For this photo-series Men’s Health magazine sent me to the Arctic circle to photograph Russian surfers.

It was a journey into an old world. A world that had existed behind the Iron curtain.

Surfing was not a state sponsored sport under the former Communist government. It had come from the west.

Surfing was and still is freedom – Freedom to be “at one” with the ocean, to cross borders, explore and find the next set.

Surfing is a counter culture, is it ready to be part of a world that hasn’t fully shed the harness of the old ideals?

Surfin’ USSR. The simple things are what set us free.

Words by Will Nicoll

Russia’s homegrown surf scene involves some of the harshest natural settings on earth.

We intend to travel to an abandoned city in the Arctic Circle and meet the ordinary men who travelled here, in hot pursuit of freezing surf.

Words like “extreme” would significantly undersell just how hostile the environment is.
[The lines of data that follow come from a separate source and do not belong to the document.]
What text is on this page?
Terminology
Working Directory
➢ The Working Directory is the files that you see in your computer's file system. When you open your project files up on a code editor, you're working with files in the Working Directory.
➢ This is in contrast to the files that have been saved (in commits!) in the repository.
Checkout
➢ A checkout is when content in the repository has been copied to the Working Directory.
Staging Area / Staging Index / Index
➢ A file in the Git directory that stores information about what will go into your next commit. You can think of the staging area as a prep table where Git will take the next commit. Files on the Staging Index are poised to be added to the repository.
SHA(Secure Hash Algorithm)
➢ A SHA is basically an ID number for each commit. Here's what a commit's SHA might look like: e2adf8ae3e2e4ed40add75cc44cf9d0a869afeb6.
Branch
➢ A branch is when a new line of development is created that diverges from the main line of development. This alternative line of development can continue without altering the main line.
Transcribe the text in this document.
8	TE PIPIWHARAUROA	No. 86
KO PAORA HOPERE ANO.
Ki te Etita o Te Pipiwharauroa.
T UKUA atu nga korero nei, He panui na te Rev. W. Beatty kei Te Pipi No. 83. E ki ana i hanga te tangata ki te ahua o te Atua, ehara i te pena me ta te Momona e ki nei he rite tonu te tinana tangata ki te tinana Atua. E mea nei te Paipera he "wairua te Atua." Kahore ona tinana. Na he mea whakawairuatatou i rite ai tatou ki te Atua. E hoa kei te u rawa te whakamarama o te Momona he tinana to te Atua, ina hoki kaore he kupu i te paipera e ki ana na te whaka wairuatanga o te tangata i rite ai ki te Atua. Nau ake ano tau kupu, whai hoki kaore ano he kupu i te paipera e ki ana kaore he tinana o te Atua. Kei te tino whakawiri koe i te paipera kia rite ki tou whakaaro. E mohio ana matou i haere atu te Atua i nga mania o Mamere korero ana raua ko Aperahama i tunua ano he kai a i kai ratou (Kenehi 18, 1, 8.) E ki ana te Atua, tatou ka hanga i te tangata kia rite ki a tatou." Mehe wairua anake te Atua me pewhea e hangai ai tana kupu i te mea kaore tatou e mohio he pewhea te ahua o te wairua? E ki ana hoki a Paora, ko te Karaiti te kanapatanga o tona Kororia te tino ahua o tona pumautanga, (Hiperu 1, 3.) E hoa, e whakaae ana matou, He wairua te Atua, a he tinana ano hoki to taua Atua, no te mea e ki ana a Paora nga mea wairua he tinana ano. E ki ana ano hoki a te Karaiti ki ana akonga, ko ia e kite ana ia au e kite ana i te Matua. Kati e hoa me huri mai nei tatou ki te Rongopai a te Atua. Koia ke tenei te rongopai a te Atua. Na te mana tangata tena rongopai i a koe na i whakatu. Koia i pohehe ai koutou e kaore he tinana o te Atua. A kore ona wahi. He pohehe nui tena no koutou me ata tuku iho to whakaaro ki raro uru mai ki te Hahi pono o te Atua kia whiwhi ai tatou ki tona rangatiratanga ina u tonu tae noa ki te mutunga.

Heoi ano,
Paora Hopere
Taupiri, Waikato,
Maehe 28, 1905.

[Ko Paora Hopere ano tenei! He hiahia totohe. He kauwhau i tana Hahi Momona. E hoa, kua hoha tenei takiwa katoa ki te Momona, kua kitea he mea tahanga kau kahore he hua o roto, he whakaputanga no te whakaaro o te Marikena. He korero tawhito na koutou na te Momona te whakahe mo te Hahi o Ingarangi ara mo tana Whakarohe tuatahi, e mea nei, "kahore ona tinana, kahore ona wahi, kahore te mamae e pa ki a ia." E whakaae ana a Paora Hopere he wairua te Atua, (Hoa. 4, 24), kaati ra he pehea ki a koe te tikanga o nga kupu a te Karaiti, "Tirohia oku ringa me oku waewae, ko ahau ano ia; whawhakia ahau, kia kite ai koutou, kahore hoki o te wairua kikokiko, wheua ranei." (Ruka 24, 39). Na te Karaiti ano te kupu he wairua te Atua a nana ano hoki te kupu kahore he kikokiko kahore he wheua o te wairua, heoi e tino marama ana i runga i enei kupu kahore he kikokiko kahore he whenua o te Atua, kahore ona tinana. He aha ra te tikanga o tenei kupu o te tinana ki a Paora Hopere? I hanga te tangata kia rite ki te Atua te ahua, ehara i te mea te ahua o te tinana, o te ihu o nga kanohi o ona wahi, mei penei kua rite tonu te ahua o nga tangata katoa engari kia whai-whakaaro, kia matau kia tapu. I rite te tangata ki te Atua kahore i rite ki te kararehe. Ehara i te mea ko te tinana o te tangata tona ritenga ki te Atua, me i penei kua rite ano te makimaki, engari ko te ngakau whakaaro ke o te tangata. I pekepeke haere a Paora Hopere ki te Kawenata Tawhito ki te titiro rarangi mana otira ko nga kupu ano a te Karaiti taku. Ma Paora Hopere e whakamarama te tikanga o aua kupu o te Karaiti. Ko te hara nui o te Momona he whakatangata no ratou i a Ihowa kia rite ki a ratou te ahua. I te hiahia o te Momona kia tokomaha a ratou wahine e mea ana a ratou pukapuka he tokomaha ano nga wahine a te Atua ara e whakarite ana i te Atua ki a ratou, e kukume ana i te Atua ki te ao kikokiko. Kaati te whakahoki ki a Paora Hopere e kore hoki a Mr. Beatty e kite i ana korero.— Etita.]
The town of Teriberka resembles a mock-up set from a “Mad Max” only the locals really do have guns. Roughly equidistant from both Moscow and the North Pole, the water is cold enough to kill while the Arctic waves thunder on to rocks which resemble a crocodile’s mouth.

The closest thing you’ll find to a cocktail-served-in-a-coconut is moonshine made from white spirit (which doubles as paint thinner for DIY). Camo is king. The Hawaiian garments preferred by U.S bros and semi-pro surf-jocks would mark their wearer as either “bear food” (or a delusional American spy). If The Beach Boys gave the West a rather lustrous take on Western freedom with “Surfin’ U.S.A” then Marat, Kostya and Sergey are here to provide the antidote. They’re literally “Surfin’ (the former) U.S.S.R”.

Waterfall, so named because Sergey; one of our surfers names the waves after landmarks, sits in a steep basin where detritus left by cargo ships litters the stones. The sea is wild, and crashes directly on to the boulders. The only way to enter the water even vaguely safely is by leaping from a rocky spit which stretches directly in to the ocean. Exit would ideally involve the same method but the wind is strong, and swell already exceeds 2.5 meters. This is probably the most dangerous element of surfing Teriberka. Low levels of Potassium can lead cramps to set in quickly. Anyone unable to paddle, will find the slippery, exhausting process of exiting the water practically impossible. If they’re unable to fight the tide, they’ll either be sucked in to the ocean, or washed in to shore — where it’s probable that they’ll be impaled on a stone.

Rocky-breaks create challenges for surfers everywhere — but Teriberka’s extremely challenging, because it’s extremely cold. On the beach, it’s about 10°c. The sea is approximately 12°c — but the first 2 centimetres of surface water (where the guys spend almost their entire time) are significantly colder. During Kostya’s last winter trip here, the land temperature hit -30°c. By comparison, the sea’s surface was a modest -2°c. As he adjusts his board’s 4 fins, Sergey recalls camping here with Kostya (in a two man tent dug in to the snow). “The first time I surfed it was crazy” Sergey observes. “My beard froze. There was ice all over my face. I was filming it, so the camera was in my mouth. When I came up for air I couldn’t breathe. I took three lungs of water,” he laughs. “I nearly drowned”. Kostya, who had been reclined on a nearby rock with the largesse of a male catwalk model is no longer present to endorse (or deny) Sergey’s titillation at their near death escapade. He’s already entered the sea — and is paddling like a huge man-seal towards a breaker.